What the court found
The High Court in Paymaster conducted its enquiry and concluded that the developer should receive damages of J$282,259,386.80 (approximately US$2,025,512.363). The Court also determined that interest should be awarded and…. (cheap pun alert!)… this is where it gets interesting. The judge concluded that the programmer should also get interest on the damages award from August 25, 2000 to June 11, 2020. Yes, you read that right, just under 20 years worth of interest at 6% per annum!
In essence, the judge awarded interest on damages from the time of the injunction to the date of its determination. By my maths, that translates to J$335,463,347.93 (US$2,407,316.9950). As you can see, the interest on the damages award was more than the award itself.
Implications
Bespoke software solutions are actually still fairly popular at the enterprise level in the Caribbean. This means that circumstances are ripe for this kind of claim between other developers and clients to occur. Thankfully, there are a number of ways to minimise the circumstances which led to the unfortunate Paymaster litigation in the first place. I have included some of them in this note.

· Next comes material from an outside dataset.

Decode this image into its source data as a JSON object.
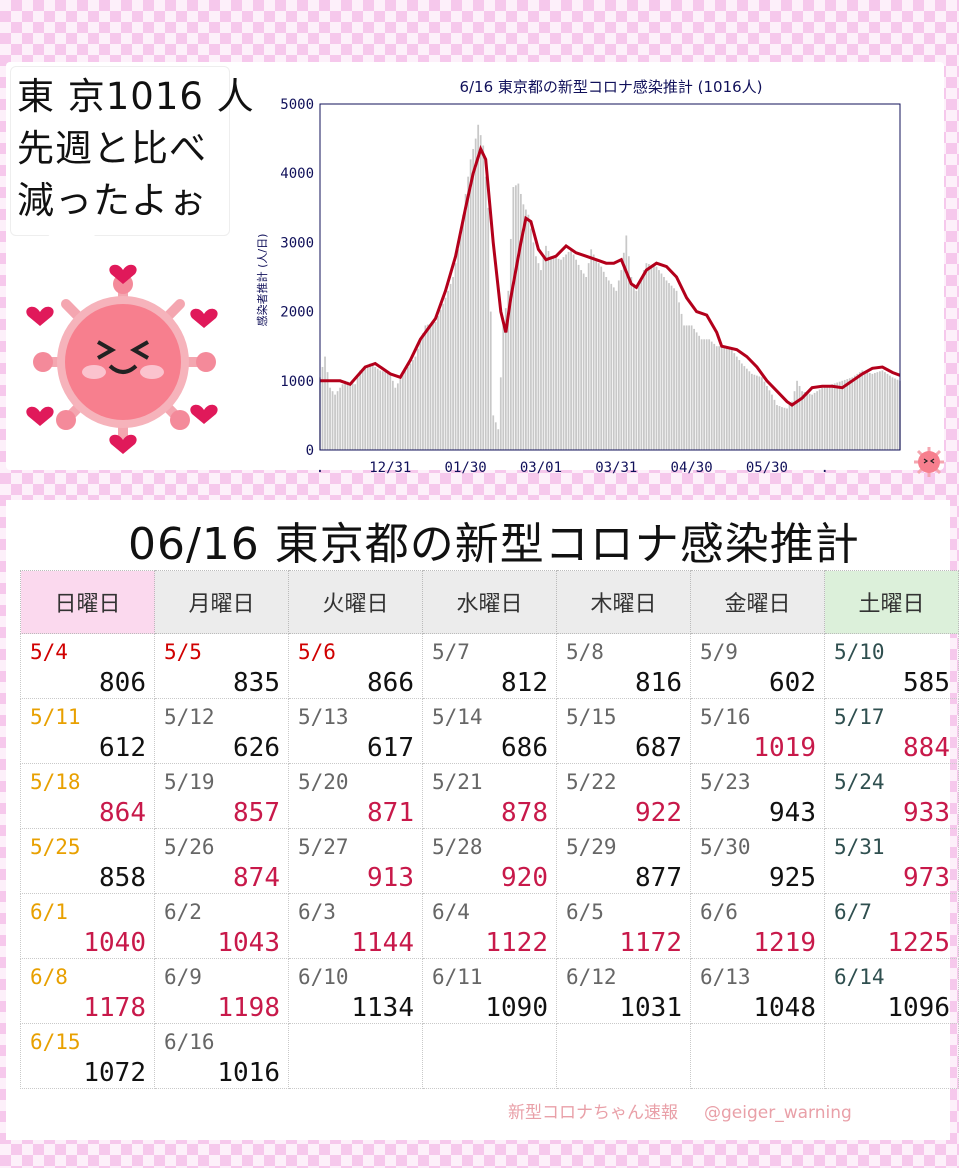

If you are unable to stave off this kind of litigation, the Paymaster decision holds a significant lesson, whether you are a software developer or hired one. If one of the parties has secured injunctive relief, it is important to explore practical means of resolving the underlying claim quickly.
The Paymaster case demonstrates that the longer the matter drags on, the greater the potential exposure to substantial interest for the losing claimant. Effectively, the longer the litigation continues, the less commercially pragmatic it becomes to fund it. Also, if a party obtains an injunction, but subsequently loses the substantive claim after many years, that exposure to interest on damages, in addition to legal fees and cost awards will be sizeable. Depending on the circumstances, this could prove financially ruinous.
Exploring options for short-circuiting litigation include prioritising genuine settlement talks or sending the matter to mediation. If those options aren’t viable, it may be useful to see about getting the claim determined by the court expeditiously. Many jurisdictions have mechanisms in their court rules that allow for speedy-trials. Discuss with your lawyer whether this may be appropriate for your matter.